En effet, en dépit de l’invalidation par le Conseil constitutionnel de la proposition de loi censée lutter contre la haine en ligne (dite « loi Avia »), le 18 juin, ce sont d’abord les plates-formes numériques qui font leurs propres lois. En l’occurrence, dans le pays du « deux poids deux mesures », comment oublier le cas de la députée Emmanuelle Ménard, dont le compte Twitter avait été subitement bloqué, en juillet 2019 ? Du reste, si une organisation politique est muselée, rien n’empêchera celle-ci de changer de nom et de se téléporter sur une autre partie de l’indéfinie Toile.

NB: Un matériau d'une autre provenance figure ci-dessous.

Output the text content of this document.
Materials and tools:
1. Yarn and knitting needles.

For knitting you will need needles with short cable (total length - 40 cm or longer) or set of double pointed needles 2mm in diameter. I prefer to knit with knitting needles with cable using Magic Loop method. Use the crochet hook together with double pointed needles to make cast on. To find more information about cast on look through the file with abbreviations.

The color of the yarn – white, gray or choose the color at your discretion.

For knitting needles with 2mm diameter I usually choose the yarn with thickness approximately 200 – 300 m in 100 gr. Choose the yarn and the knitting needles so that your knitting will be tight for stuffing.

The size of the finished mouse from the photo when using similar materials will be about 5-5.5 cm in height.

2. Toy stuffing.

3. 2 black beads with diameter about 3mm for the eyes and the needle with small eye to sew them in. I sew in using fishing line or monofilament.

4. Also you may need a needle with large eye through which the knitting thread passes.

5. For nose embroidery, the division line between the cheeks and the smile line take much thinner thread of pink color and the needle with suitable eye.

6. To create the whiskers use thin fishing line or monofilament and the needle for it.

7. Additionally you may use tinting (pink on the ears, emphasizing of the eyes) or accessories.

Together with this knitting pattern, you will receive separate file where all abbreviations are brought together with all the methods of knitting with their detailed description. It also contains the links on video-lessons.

Par ailleurs, que valent des propos politiques, aussi nauséabonds soient-ils, par rapport à des vidéos montrant des émeutes urbaines, voire des décapitations ? Ainsi, l’ordre algorithmique ne peut pas être un véritable ordre juridique, les images valant bien plus pour lui que les idées.

Néanmoins, cela relève du bon sens de condamner tout appel au meurtre, notamment de masse. En l’espèce, ce n’est plus de l’idéologie mais de la folie. Ou, du moins, c’est sortir du champ politique pour entrer dans le champ martial. En somme, il convient de s’en tenir à la ligne de conduite qu’avait fixée le Lumière allemand Emmanuel Kant : « Laissez parler votre adversaire, quand il ne le fait qu’au nom de la raison, et ne le combattez qu’avec les armes de la raison. »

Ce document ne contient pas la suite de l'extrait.